Brexit: we need entertaining! 

This morning the media has been reporting about yesterday's High Court hearing on Brexit and the thorny issue of Article 50.  If you are getting twitchy for a 'fix' of media input on the subject, you could do worse than visit the Beeb's webpage on the subject.  It was, however, difficult to get very exercised over the matter, given the studied degree of immobility and impassivity on the part of the mostly mature and male participants in the hearing itself.
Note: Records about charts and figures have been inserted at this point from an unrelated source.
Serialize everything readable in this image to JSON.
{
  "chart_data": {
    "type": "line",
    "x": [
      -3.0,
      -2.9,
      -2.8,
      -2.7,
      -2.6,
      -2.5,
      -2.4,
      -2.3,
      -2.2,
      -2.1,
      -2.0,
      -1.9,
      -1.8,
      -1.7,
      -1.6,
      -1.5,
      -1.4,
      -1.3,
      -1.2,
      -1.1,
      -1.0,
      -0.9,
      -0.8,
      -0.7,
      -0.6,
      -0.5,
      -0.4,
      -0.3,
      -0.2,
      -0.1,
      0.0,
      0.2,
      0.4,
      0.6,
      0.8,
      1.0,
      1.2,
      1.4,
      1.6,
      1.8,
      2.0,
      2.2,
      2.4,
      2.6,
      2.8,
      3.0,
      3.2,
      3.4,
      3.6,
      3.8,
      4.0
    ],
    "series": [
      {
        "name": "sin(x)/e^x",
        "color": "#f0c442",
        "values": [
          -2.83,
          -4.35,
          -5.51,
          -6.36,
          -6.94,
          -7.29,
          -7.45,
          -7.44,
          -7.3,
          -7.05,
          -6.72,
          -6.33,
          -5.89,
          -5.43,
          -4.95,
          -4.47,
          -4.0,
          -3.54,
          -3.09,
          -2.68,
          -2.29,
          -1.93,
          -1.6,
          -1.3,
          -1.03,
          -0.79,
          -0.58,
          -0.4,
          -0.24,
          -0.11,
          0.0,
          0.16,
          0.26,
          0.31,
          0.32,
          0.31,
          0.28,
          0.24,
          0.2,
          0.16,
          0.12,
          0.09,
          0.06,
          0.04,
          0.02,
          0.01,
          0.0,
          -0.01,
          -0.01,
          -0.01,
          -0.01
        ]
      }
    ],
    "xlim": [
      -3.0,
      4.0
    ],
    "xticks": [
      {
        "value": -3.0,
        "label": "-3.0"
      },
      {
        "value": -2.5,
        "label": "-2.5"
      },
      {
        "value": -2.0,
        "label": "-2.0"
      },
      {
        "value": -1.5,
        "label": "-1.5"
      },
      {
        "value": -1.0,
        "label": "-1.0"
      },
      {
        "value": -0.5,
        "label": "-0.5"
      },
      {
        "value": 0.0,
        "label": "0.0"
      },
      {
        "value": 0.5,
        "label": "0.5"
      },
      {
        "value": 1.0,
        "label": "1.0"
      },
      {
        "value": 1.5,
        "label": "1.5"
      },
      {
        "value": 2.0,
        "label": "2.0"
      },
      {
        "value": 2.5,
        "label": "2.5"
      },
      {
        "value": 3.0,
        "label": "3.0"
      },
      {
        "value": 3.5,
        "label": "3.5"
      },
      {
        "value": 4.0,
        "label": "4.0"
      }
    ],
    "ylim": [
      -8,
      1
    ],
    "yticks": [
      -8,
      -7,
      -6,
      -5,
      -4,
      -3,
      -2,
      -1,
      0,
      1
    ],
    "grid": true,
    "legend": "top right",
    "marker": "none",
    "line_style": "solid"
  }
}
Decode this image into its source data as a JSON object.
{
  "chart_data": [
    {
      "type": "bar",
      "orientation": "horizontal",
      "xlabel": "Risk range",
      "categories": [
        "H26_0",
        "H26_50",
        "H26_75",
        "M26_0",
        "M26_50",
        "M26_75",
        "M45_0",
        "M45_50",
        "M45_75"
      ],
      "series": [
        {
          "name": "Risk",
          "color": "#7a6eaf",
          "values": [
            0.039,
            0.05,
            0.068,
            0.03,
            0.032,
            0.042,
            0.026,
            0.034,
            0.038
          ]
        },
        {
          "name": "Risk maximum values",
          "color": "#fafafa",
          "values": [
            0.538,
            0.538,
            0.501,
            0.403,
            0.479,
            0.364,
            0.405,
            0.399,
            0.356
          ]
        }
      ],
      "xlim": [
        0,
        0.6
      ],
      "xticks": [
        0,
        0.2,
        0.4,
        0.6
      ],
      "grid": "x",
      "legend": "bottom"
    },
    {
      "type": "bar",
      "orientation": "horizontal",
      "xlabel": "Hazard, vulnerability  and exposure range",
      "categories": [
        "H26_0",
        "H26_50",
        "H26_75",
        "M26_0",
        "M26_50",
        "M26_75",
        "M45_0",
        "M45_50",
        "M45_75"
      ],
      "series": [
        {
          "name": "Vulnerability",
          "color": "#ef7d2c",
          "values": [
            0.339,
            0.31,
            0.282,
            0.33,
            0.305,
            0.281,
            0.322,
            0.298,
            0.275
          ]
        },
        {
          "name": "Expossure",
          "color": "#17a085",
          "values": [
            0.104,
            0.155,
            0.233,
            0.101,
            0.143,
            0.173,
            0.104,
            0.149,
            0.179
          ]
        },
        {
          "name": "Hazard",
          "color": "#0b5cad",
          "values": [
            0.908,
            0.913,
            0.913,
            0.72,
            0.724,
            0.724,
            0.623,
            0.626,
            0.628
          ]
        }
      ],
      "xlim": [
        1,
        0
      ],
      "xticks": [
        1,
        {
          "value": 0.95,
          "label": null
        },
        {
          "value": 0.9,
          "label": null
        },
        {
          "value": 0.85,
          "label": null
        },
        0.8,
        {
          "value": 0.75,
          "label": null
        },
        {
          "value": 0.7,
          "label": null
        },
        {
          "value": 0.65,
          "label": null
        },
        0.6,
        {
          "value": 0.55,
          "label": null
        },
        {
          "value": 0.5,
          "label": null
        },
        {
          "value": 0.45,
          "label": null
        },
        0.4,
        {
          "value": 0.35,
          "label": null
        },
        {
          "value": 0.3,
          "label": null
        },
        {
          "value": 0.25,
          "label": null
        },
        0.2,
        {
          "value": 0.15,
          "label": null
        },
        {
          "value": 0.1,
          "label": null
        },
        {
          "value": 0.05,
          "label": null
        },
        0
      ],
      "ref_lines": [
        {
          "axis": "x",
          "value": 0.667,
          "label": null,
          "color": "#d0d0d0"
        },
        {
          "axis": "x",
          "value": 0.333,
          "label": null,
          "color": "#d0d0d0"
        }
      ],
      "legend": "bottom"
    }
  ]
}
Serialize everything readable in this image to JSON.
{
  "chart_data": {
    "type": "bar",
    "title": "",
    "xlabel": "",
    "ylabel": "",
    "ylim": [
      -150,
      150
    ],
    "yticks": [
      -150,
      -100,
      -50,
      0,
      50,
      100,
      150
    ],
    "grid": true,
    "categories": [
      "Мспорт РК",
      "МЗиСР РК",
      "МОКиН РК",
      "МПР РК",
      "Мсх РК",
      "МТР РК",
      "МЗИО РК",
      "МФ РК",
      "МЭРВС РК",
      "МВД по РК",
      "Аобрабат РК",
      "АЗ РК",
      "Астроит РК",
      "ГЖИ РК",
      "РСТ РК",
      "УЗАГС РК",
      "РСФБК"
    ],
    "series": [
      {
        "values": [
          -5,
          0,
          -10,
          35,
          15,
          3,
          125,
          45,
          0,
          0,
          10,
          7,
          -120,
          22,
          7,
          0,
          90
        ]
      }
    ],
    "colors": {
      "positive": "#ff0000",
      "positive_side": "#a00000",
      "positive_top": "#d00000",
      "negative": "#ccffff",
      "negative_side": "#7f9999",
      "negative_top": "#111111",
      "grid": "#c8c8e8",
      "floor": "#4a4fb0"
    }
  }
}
It was this lack of drama that BBC Radio 4 fixated on as I was driving to work this morning.  The presenter interviewed two programme-makers, focusing on whether or not the proceedings in the High Court would naturally form material for a future court-drama - 'Judge Deed Meets The Brexiteers' or something similar.  There was a kind of universal agreement that this was not suitable material for the kind of TV drama which would hold the nation riveted to the TV screen.  No, that would require spangly tights and dresses, glitter balls, gargoyles hurling abuse, and extreme violence, the kind that results in the gutters running with blood.

To make this point, the pundits commented that the only 'real' drama yesterday lay in the performance of the protesters, shrieking epithets outside the High Court.  Some were even wearing wigs and robes - so this legal hearing was turning into a live performance of 'The Sound of Music'.  All we needed were nuns, and singing children and everything would be perfect.  Contrastingly, within the courtroom, the players were so grey, so measured and just plain boring.  Better not focus on any of that, other than to take a swipe at an apparent lack of compliance with diversity regulation.

Perhaps we should not be surprised by this.  Long-term exposure to the media tends to result in a coarsening of our appetites, as well as misleading us on where the significant things are happening.  Those suits in the courtroom may be a monochrome, unexciting lot, but it's there where the real outcomes will be forthcoming, rather than out in the streets with the protestors and performing clowns.  Meaningful and significant content may have dramatic consequences, but it may not satisfy the pundits' appetite for entertainment - indeed, our addiction to the latter probably means that we will entirely miss out on the former.

I think it worth keeping this observation in mind when we come to the Wonderful World of Regulation.  Journalists seem to prefer topics which make for big headlines, or which are simple to deal with - the kinds of disconnected, discrete phenomena which make for a nice punchy article, before moving onto whatever is the next hot piece of news.  Quickly reported, quickly forgotten, but in the short term, we all do the clown thing, at the side of the road, quite apart from the real action.  The reality is that the substantive, longer-term impacts of regulatory bureaucracy take the form of a myriad of separate streams, all flowing unobtrusively in the background, but all (eventually) combining in unexpected ways to give rise to flash floods here and there.  At the point of combination, suddenly all of us quite rightly become concerned about our flood defences, because then the real effects of discrete, discontinuous regulatory initiatives become evident.

So, the detail may be unsexy, and not at all entertaining.  But that doesn't mean it's not important.